Júlio 23/08/2016
Esse volume é divido em três partes, sendo que a terceira parte toma apenas um décimo do livro. A primeira começa por nos situar na vida do narrador, e dá um amplo panorama de sua infância e das pessoas que o cercavam. A segunda muda o foco para Charles Swann, e nos conta, com mais exatidão, seu relacionamento com Odette e o eventual declínio emocional de Swann. A terceira volta o foco para o narrador e concluí o volume reintroduzindo uma personagem apresentada no início do primeiro capítulo. Essa talvez seja forma mais simples, e menos justa, de descrever a "trama" de No Caminho de Swann.

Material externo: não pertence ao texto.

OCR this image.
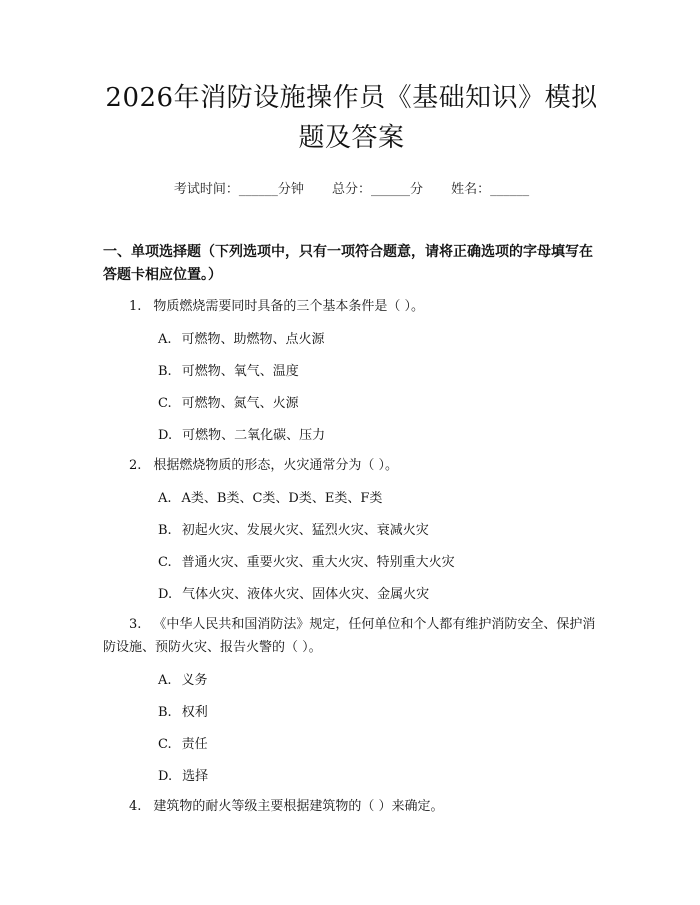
2026年消防设施操作员《基础知识》模拟题及答案
考试时间：______分钟 总分：______分 姓名：______
一、单项选择题（下列选项中，只有一项符合题意，请将正确选项的字母填写在答题卡相应位置。）
1. 物质燃烧需要同时具备的三个基本条件是（ ）。
A. 可燃物、助燃物、点火源
B. 可燃物、氧气、温度
C. 可燃物、氮气、火源
D. 可燃物、二氧化碳、压力
2. 根据燃烧物质的形态，火灾通常分为（ ）。
A. A类、B类、C类、D类、E类、F类
B. 初起火灾、发展火灾、猛烈火灾、衰减火灾
C. 普通火灾、重要火灾、重大火灾、特别重大火灾
D. 气体火灾、液体火灾、固体火灾、金属火灾
3. 《中华人民共和国消防法》规定，任何单位和个人都有维护消防安全、保护消防设施、预防火灾、报告火警的（ ）。
A. 义务
B. 权利
C. 责任
D. 选择
4. 建筑物的耐火等级主要根据建筑物的（ ）来确定。
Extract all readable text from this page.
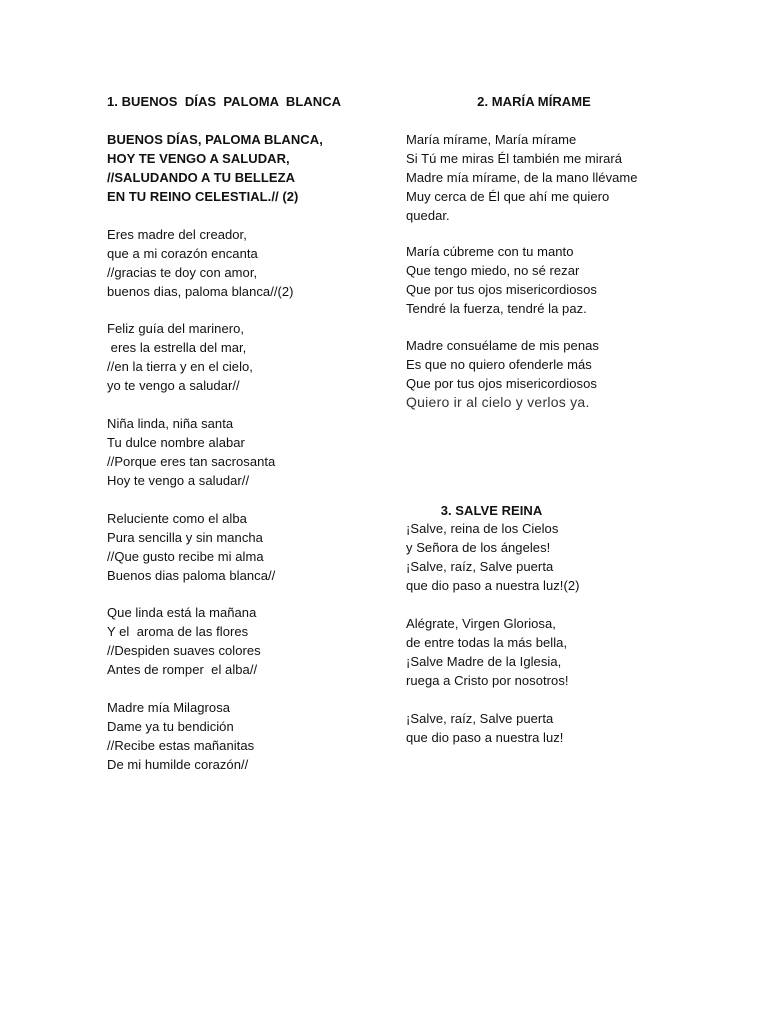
1. BUENOS  DÍAS  PALOMA  BLANCA
BUENOS DÍAS, PALOMA BLANCA,
HOY TE VENGO A SALUDAR,
//SALUDANDO A TU BELLEZA
EN TU REINO CELESTIAL.// (2)
Eres madre del creador,
que a mi corazón encanta
//gracias te doy con amor,
buenos dias, paloma blanca//(2)
Feliz guía del marinero,
eres la estrella del mar,
//en la tierra y en el cielo,
yo te vengo a saludar//
Niña linda, niña santa
Tu dulce nombre alabar
//Porque eres tan sacrosanta
Hoy te vengo a saludar//
Reluciente como el alba
Pura sencilla y sin mancha
//Que gusto recibe mi alma
Buenos dias paloma blanca//
Que linda está la mañana
Y el  aroma de las flores
//Despiden suaves colores
Antes de romper  el alba//
Madre mía Milagrosa
Dame ya tu bendición
//Recibe estas mañanitas
De mi humilde corazón//
2. MARÍA MÍRAME
María mírame, María mírame
Si Tú me miras Él también me mirará
Madre mía mírame, de la mano llévame
Muy cerca de Él que ahí me quiero
quedar.
María cúbreme con tu manto
Que tengo miedo, no sé rezar
Que por tus ojos misericordiosos
Tendré la fuerza, tendré la paz.
Madre consuélame de mis penas
Es que no quiero ofenderle más
Que por tus ojos misericordiosos
Quiero ir al cielo y verlos ya.
3. SALVE REINA
¡Salve, reina de los Cielos
y Señora de los ángeles!
¡Salve, raíz, Salve puerta
que dio paso a nuestra luz!(2)
Alégrate, Virgen Gloriosa,
de entre todas la más bella,
¡Salve Madre de la Iglesia,
ruega a Cristo por nosotros!
¡Salve, raíz, Salve puerta
que dio paso a nuestra luz!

O primeiro capítulo do livro é uma das transposições mais originais e eloquêntes do sentimento de nostalgia e da idéia de memória que eu já pude conferir na literatura. A grande beleza da escrita aqui é a capacidade de Proust descrever pessoas e cenários não de forma física, mas de forma emocional. Raramente ele se demora ao descrever como as pessoas e os locais são, mas sim como as pessoas pensam e que sentimentos esses locais trazem aos personagens, talvez a grande exceção seja descrição de cenários floridos, que o autor tem particular interesse em descrever cada espécie de flor que compõe a cena. Mesmo à respeito da idade dos personagens a clareza reside na maturidade das ações, e não na informação direta, principalmente ao que se refere à vida do narrador, pois só sabemos em que estágio da vida ele se encontra pelas descrições de suas ações, ambições e pensamentos.

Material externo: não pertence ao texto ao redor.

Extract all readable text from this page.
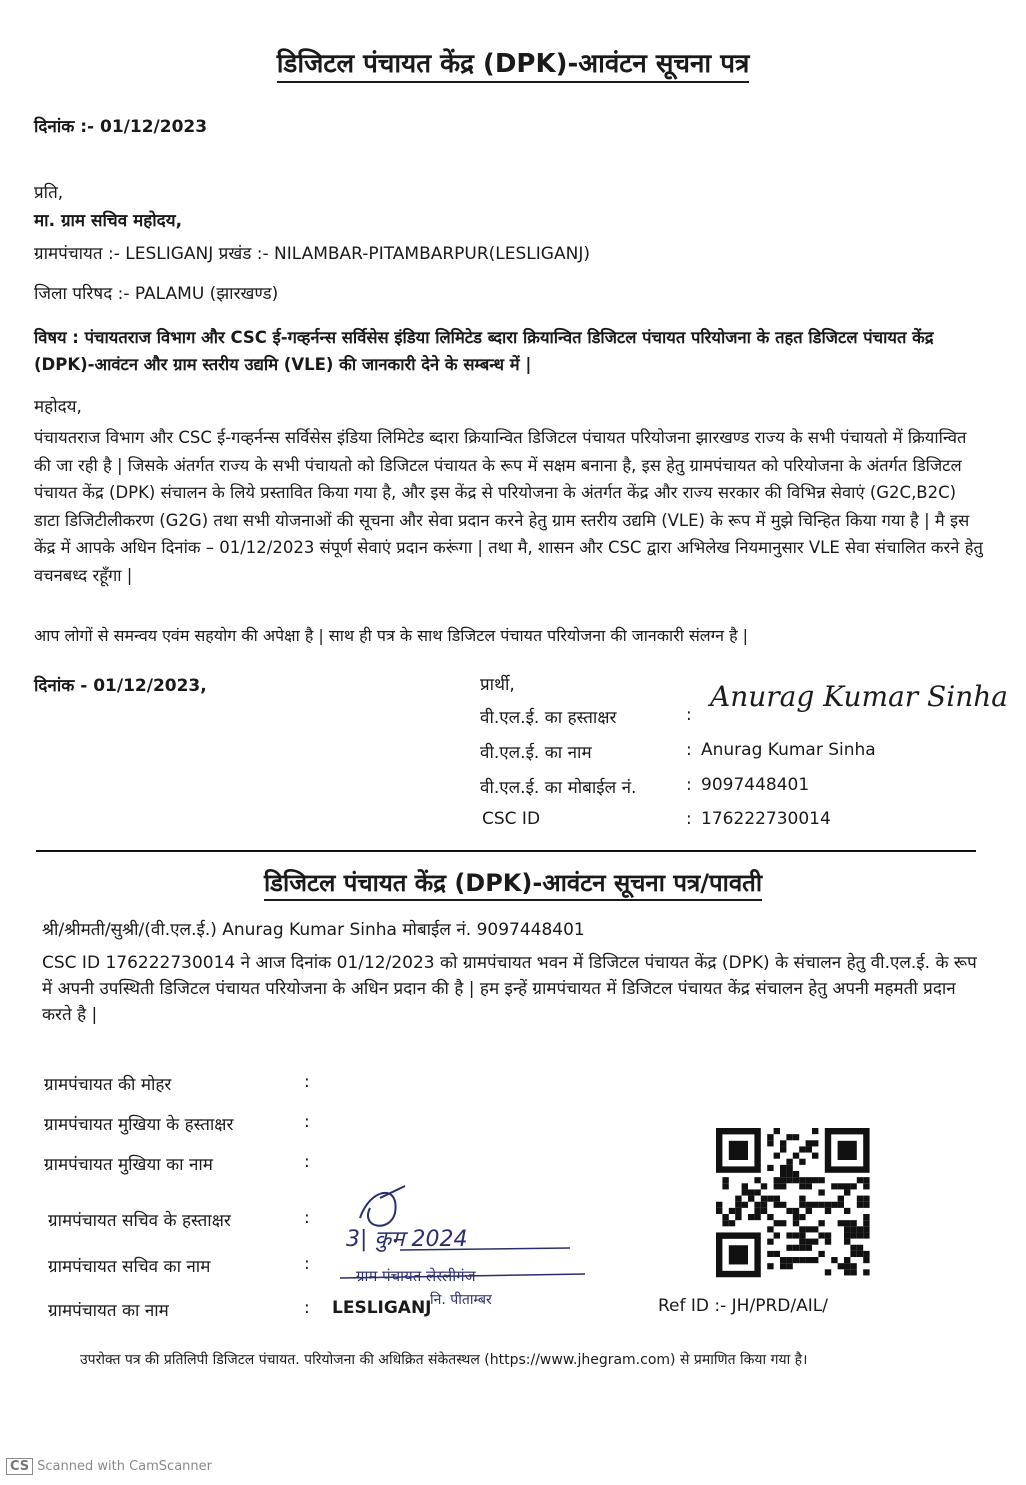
डिजिटल पंचायत केंद्र (DPK)-आवंटन सूचना पत्र
दिनांक :- 01/12/2023
प्रति,
मा. ग्राम सचिव महोदय,
ग्रामपंचायत :- LESLIGANJ प्रखंड :- NILAMBAR-PITAMBARPUR(LESLIGANJ)
जिला परिषद :- PALAMU (झारखण्ड)
विषय : पंचायतराज विभाग और CSC ई-गव्हर्नन्स सर्विसेस इंडिया लिमिटेड ब्दारा क्रियान्वित डिजिटल पंचायत परियोजना के तहत डिजिटल पंचायत केंद्र (DPK)-आवंटन और ग्राम स्तरीय उद्यमि (VLE) की जानकारी देने के सम्बन्ध में |
महोदय,
पंचायतराज विभाग और CSC ई-गव्हर्नन्स सर्विसेस इंडिया लिमिटेड ब्दारा क्रियान्वित डिजिटल पंचायत परियोजना झारखण्ड राज्य के सभी पंचायतो में क्रियान्वित की जा रही है | जिसके अंतर्गत राज्य के सभी पंचायतो को डिजिटल पंचायत के रूप में सक्षम बनाना है, इस हेतु ग्रामपंचायत को परियोजना के अंतर्गत डिजिटल पंचायत केंद्र (DPK) संचालन के लिये प्रस्तावित किया गया है, और इस केंद्र से परियोजना के अंतर्गत केंद्र और राज्य सरकार की विभिन्न सेवाएं (G2C,B2C) डाटा डिजिटीलीकरण (G2G) तथा सभी योजनाओं की सूचना और सेवा प्रदान करने हेतु ग्राम स्तरीय उद्यमि (VLE) के रूप में मुझे चिन्हित किया गया है | मै इस केंद्र में आपके अधिन दिनांक – 01/12/2023 संपूर्ण सेवाएं प्रदान करूंगा | तथा मै, शासन और CSC द्वारा अभिलेख नियमानुसार VLE सेवा संचालित करने हेतु वचनबध्द रहूँगा |
आप लोगों से समन्वय एवंम सहयोग की अपेक्षा है | साथ ही पत्र के साथ डिजिटल पंचायत परियोजना की जानकारी संलग्न है |
दिनांक - 01/12/2023,	प्रार्थी,
वी.एल.ई. का हस्ताक्षर	:
Anurag Kumar Sinha
वी.एल.ई. का नाम	: Anurag Kumar Sinha
वी.एल.ई. का मोबाईल नं.	: 9097448401
CSC ID	: 176222730014
डिजिटल पंचायत केंद्र (DPK)-आवंटन सूचना पत्र/पावती
श्री/श्रीमती/सुश्री/(वी.एल.ई.) Anurag Kumar Sinha मोबाईल नं. 9097448401
CSC ID 176222730014 ने आज दिनांक 01/12/2023 को ग्रामपंचायत भवन में डिजिटल पंचायत केंद्र (DPK) के संचालन हेतु वी.एल.ई. के रूप में अपनी उपस्थिती डिजिटल पंचायत परियोजना के अधिन प्रदान की है | हम इन्हें ग्रामपंचायत में डिजिटल पंचायत केंद्र संचालन हेतु अपनी महमती प्रदान करते है |
ग्रामपंचायत की मोहर	:
ग्रामपंचायत मुखिया के हस्ताक्षर	:
ग्रामपंचायत मुखिया का नाम	:
ग्रामपंचायत सचिव के हस्ताक्षर	:
ग्रामपंचायत सचिव का नाम	:
ग्रामपंचायत का नाम	: LESLIGANJ
3| कुम 2024
ग्राम पंचायत लेस्लीगंज
नि. पीताम्बर	Ref ID :- JH/PRD/AIL/
उपरोक्त पत्र की प्रतिलिपी डिजिटल पंचायत. परियोजना की अधिक्रित संकेतस्थल (https://www.jhegram.com) से प्रमाणित किया गया है।
CS Scanned with CamScanner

Um dos melhores momentos dessa primeira parte, e uma das passagens mais famosas da literatura, é a memória involuntária causada ao narrador ao provar uma madeleine com chá, que desencadeia suas memórias de infância: "Rapidamente se me tornaram indiferentes as vicissitudes da minha vida, inofensivos os seus desastres, ilusória sua brevidade, da mesma forma como opera o amor, enchendo-me de uma essência preciosa; ou antes, essa essência não estava em mim, ela era eu". E essa musicalidade, essa forma poética de descrever sensações e lembranças é que torna essa obra uma experiência tão única, isso aliado à habilidade de Proust de descrever o psicológico de seus personagens de forma tão completa e humana.

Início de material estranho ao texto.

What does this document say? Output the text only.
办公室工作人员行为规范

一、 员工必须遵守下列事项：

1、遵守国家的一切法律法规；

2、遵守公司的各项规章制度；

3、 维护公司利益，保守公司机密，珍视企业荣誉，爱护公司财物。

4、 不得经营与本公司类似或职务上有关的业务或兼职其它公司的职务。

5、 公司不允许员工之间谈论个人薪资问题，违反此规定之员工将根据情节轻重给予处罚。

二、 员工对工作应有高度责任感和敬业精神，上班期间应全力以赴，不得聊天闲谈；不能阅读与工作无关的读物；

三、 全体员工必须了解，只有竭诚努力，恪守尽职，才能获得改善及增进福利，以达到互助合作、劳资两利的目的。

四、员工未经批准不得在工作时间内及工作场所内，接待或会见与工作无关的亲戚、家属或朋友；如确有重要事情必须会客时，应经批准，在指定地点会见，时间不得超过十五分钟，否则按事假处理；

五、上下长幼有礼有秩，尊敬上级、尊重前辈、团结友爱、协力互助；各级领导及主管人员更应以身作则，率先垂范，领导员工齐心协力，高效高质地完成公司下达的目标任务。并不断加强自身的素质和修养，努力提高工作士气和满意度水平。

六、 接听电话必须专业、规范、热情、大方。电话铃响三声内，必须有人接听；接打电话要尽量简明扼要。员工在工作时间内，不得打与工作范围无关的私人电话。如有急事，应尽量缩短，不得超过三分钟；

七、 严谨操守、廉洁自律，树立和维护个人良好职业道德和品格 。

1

O segundo capítulo tem como personagem central Swann, e aqui o narrador, antes personagem principal, passa para segundo plano e raramente faz comentários na primeira pessoa, se tornando basicamente onisciente durante toda sua duração. Desde Tolstoy que eu não havia tido a oportunidade de encontrar personagens tão complexos como os aqui apresentados e Swann, por si só, já seria o suficiente para posicionar Proust como um grande psicanalista dentro da literatura. É incrível a apresentação de suas inseguranças, medos e ansiedades, e a forma que é descrita cada percepção que o personagem tem sobre as ações de um segundo, seja a interpretação de uma frase ou de um simples gesto facial: "Swann reconheceu imediatamente nessas palavras um desses fragmentos de um fato correto que os mentirosos em aperto se consolam em fazer entrar na narração de fatos falsos que eles inventam, julgando que assim têm alguma vantagem e furtam sua semelhança à Verdade".
As cenas em que uma associação feita entre o amor que Swann sente por Odette e uma sonata foram um dos melhores momentos do livro para mim, que serve como explicação, justificativa e mesmo como medida temporal para o relacionamento com Odette. O sofrimento de Swann por uma mulher que a princípio ele não considera bela, que não compartilha suas curiosidades culturais, que leva uma vida leviana e cheia de segredos tenta ser justificado, por Swann, ao associar ela à uma sonata que, por acaso, ele "redescobre" ao lado dela.
O último capítulo introduz aquela que vem a ser o primeiro romance do narrador, Gilberte que é introduzida no primeiro capítulo do livro, mas a idéia que aqui parece ser foco é o conceito de como interpretamos os nomes das coisas. O narrador mostra como certas idéias e sentimentos ficam presas naquilo que o narrador se refere ao "refúgio dos nomes", e nos pensamentos que um nome pode desencadear na pessoa, conceito que utilizado mais para frente, quanto Gilberte pronuncia pela primeira vez o nome do narrador. Vale notar que essa pronúncia não é "ouvida" pelo leitor, somente pelo narrador, importando aqui o que esse evento põe em movimento na mente dele e não a revelação de seu nome para nós.
Esse volume já forneceria material para preencher um livro só de comentários, impossíveis de caberem em uma pequena resenha, mas resumindo é fácil dizer que é uma experiência realmente única que sem dúvidas valeu todo o tempo investido e mal posso esperar para conferir o 6 volumes restantes.